Quote:
Originally Posted by chaley
- if I run a test that finds one group, then mark that group as exempt, I get the message "No further duplicate groups exist for 'None'". If I subsequently run the test, I get "No duplicate groups were found using 'similar title, similar author'". Perhaps the 'None' was supposed to be 'similar title, similar author'?
|
Oops, I'll look into that. I confess to not testing "resolving the last duplicate" because I got lazy and tired of continually recreating duplicate scenarios to test
Quote:
- I was unable to make anything break by pushing the clear button or by clearing the restriction. However, using the tag browser to do searches has the side effect of leaving duplicate_check mode when cycling through searches, because one of the states clears the search. I don't know if this is a problem, and if it is, I don't know how to fix it.
|
Darn it, I knew I would miss a permutation of that clear event and it would come back to bite me. Yes it is a problem.
It is all caused by hooking into the wrong signal. What I am really interested in is the user clicking the clear button action on the toolbar, not in the search being cleared. I have added all sorts of filth to the code to try to disconnect/connect around doing actions which result in the search being cleared, but that doesn't work when as you say actions like tag browser clicking result in another scenario I can't differentiate between.
I would like to rip all my filth out and instead directly hook into the triggered signal of the clear search button action. You have any objections/thoughts on that? I should have pulled the pin on my current hacks and proposed this days ago, but I was playing whack-a-mole with the event triggering instead of a fresh perspective.
Quote:
I am still not convinced that we need author exemptions, much less to use them in book searches...
|
The problem with if we only run with the algorithms in the plugin currently is that it does not help the user find books by the same author with a simple variation in initials/first name.
So to make this plugin more complete/useful imho we *need* an ignore title based search.
But the problem with trying to treat such searches as "book searches" is that our normal exemption model and grouping model does not fit. As I think we are all agreed on you will want to see all the books by those authors who have been found to be similar, to then be able to review what are genuine data entry/import errors versus author names that for whatever reason you decide are valid to be treated as not duplicates of each other.

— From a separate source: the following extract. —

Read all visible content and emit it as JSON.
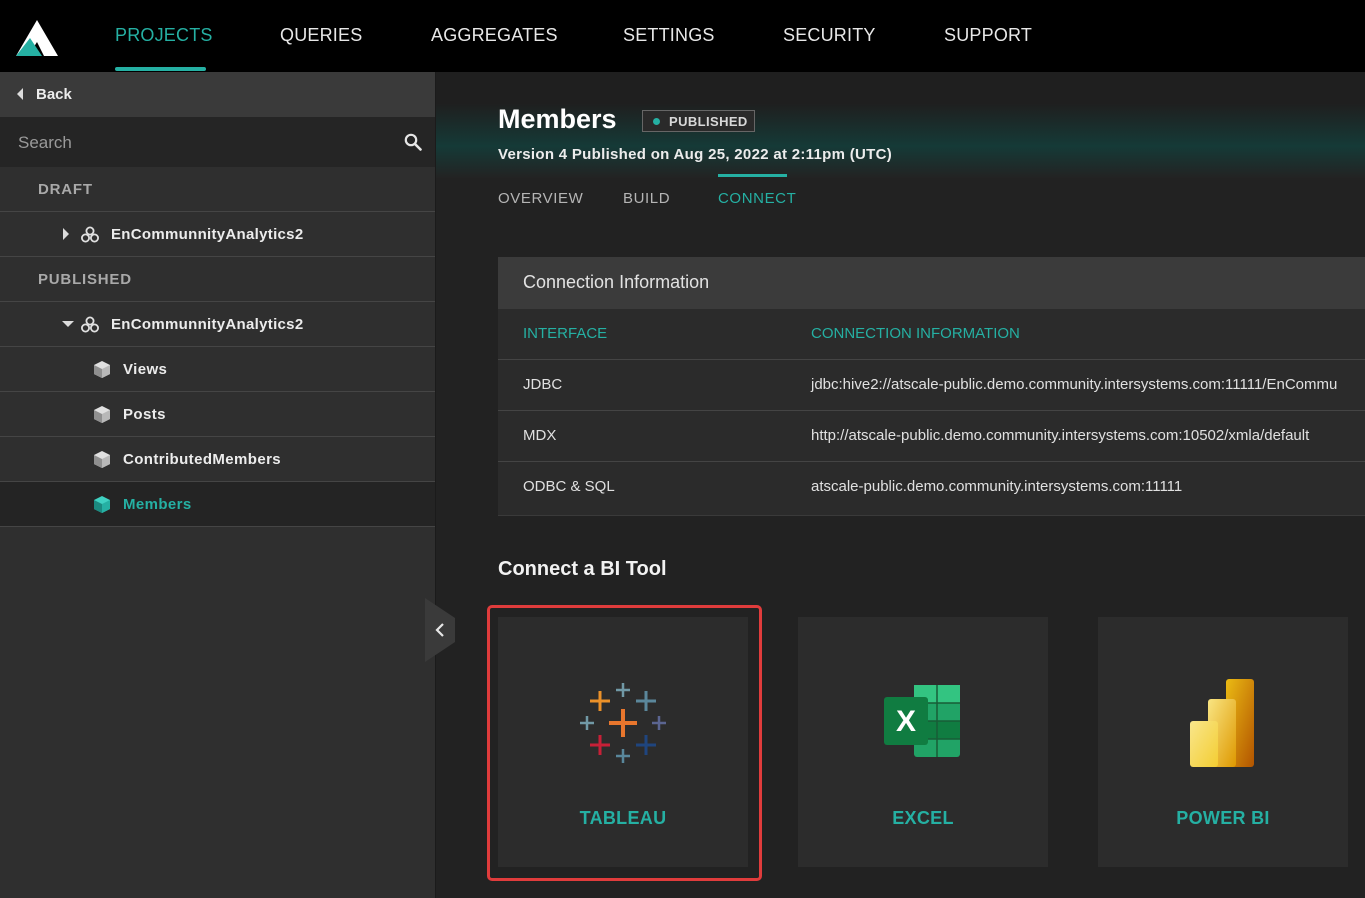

It also sounds like we are in agreement that trying to apply such author based exemptions to book searches is a bad idea. So that takes one aspect of the complexity out.
Quote:
Finally, and probably a red herring, there are situations where S Smith and Steve Smith are in fact the same author, but listed differently on purpose. This happens all the time in academic papers, where the author name varies slightly from paper to paper. Do I need another kind of exemption to handle these?
|
Not an issue in my opinion. If you flag those two authors as exemptions you are saying to the plugin that you do not want those authors to be displayed again as duplicates of each other. That your reason is that they are different people or different variations you want to preserve is not relevant imho. The intention is that when you next run the author based search you are not faced with spending brain cycles on making that same choice again.
Quote:
I do recognize that other people might want to work differently. There is nothing that forces me to use author exemptions. My argument against them is based mostly on complexity, especially as this code will be integrated into trunk, where it might be touched (maintained) by more than one person as calibre evolves.
|
Totally agree that maintenance is an issue to be potentially concerned with. Until I work through all the details I won't know how much of an impact this has. Obviously there is a lot of commonality, but there are significant differences as well.
I've only started last night thinking through all the implications and how it would fit. For instance when you are reviewing groups of authors, you are not going to want the "show all duplicates/highlight mode" option - instead it will be one group at a time and then the tag browser to filter within that group as you like or rename authors etc. So the Find duplicates dialog either needs a different dialog/menu option, or rearranging so that the options of how to view the results is either disabled or made a suboption of book based searches.
But I need to finish reviewing what is involved before I know for sure the impact. There is already a house of cards that has started to have been built by the permutations of individual versus group review and in particular adding duplicate exemptions. I have no interest in making a rod for my own back or anyone else's by making this more complex than it is currently. However I am convinced we do need ignore title searches, and if I have to rewrite the way I have done the code so far to support them then better to do that now and get it sorted while it is fresh in my mind than down the track imho.